Temperature plays a crucial role in potato cultivation. Potatoes thrive in temperate climates, and temperature changes in either direction can negatively impact potato crops. Temperatures above 30°C can cause physiological damage to potato plants, such as brown spots on tubers, slower growth, premature sprouting, and reduced starch content. These issues ultimately lead to reduced crop yield, affecting both the number and weight of tubers. As a result, regions with temperatures near the upper limit of the potato's temperature range, such as Sub-Saharan Africa, are likely to experience significant reductions in potato crop yields as temperatures continue to rise.
On the other hand, lower temperatures also present challenges for potato cultivation. While they generally support stable crop yields, they carry the risk of frost damage to the plants. Thus, both high and low-temperature extremes can adversely affect potato production.
Climate change, with its associated temperature increases, intensifies the challenges for potato growers. Warmer temperatures can alter the developmental stages of plant pathogens that affect potato crops, such as Dickeya, the cause of potato blackleg disease. Additionally, higher temperatures facilitate the spread of pests and diseases. For example, the potato tuber moth and the Colorado potato beetle are predicted to spread into areas that are currently too cold for them. Moreover, warmer temperatures can lead to increased water scarcity, drought, and heatwaves, further compounding the challenges for potato cultivation.

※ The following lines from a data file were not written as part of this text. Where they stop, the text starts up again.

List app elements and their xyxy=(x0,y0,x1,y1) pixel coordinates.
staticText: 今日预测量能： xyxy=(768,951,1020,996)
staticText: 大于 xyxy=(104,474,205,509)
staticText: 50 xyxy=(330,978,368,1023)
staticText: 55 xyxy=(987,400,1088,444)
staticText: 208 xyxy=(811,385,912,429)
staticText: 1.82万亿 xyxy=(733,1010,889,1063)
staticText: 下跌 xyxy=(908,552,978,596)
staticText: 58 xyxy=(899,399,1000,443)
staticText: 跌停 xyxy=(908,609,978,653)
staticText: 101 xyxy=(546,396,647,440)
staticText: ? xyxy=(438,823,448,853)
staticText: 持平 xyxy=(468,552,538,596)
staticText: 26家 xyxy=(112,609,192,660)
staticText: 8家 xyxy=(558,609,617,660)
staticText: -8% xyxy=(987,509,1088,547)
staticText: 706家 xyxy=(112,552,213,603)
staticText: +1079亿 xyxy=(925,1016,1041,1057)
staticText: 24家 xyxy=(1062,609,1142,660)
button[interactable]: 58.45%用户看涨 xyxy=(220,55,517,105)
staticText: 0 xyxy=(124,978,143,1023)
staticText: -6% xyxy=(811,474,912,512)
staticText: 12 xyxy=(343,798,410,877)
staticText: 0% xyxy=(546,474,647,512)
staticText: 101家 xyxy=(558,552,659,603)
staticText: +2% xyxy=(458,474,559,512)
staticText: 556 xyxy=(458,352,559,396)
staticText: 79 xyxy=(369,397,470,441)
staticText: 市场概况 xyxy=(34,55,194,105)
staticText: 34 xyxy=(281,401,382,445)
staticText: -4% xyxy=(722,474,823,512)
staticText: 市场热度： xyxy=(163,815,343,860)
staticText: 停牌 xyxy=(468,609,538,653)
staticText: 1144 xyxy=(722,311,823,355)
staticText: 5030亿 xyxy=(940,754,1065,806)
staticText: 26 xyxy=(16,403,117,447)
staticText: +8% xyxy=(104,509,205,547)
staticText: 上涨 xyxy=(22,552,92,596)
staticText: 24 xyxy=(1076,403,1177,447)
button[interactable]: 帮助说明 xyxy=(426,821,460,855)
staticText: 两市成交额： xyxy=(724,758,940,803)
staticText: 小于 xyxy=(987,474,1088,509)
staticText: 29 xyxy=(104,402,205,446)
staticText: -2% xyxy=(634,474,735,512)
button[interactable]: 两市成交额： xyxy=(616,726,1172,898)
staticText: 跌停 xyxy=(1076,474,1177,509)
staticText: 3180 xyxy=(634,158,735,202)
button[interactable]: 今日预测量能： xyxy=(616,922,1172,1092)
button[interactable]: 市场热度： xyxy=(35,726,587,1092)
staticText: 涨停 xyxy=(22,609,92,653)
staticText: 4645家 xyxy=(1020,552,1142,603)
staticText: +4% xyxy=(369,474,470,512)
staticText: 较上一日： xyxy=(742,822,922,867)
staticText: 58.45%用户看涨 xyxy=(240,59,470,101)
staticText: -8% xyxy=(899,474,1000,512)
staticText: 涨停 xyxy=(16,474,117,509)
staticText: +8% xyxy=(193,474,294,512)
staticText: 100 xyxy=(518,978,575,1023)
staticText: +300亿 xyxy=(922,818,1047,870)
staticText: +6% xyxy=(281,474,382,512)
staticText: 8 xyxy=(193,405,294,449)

To mitigate the impacts of climate change on potato crops, several strategies can be employed. Developing potato cultivars with greater heat stress tolerance and drought resistance is crucial. This involves improving water use efficiency and creating potatoes that can recover from short drought periods while still producing acceptable yields. Additionally, faster-growing potatoes that can adjust to shorter growing seasons can help counter the effects of reduced growth rates in warmer temperatures. The development of genetically modified (GM) potatoes that are optimized for different ambient temperatures and exhibit increased heatwave resistance is also a promising approach.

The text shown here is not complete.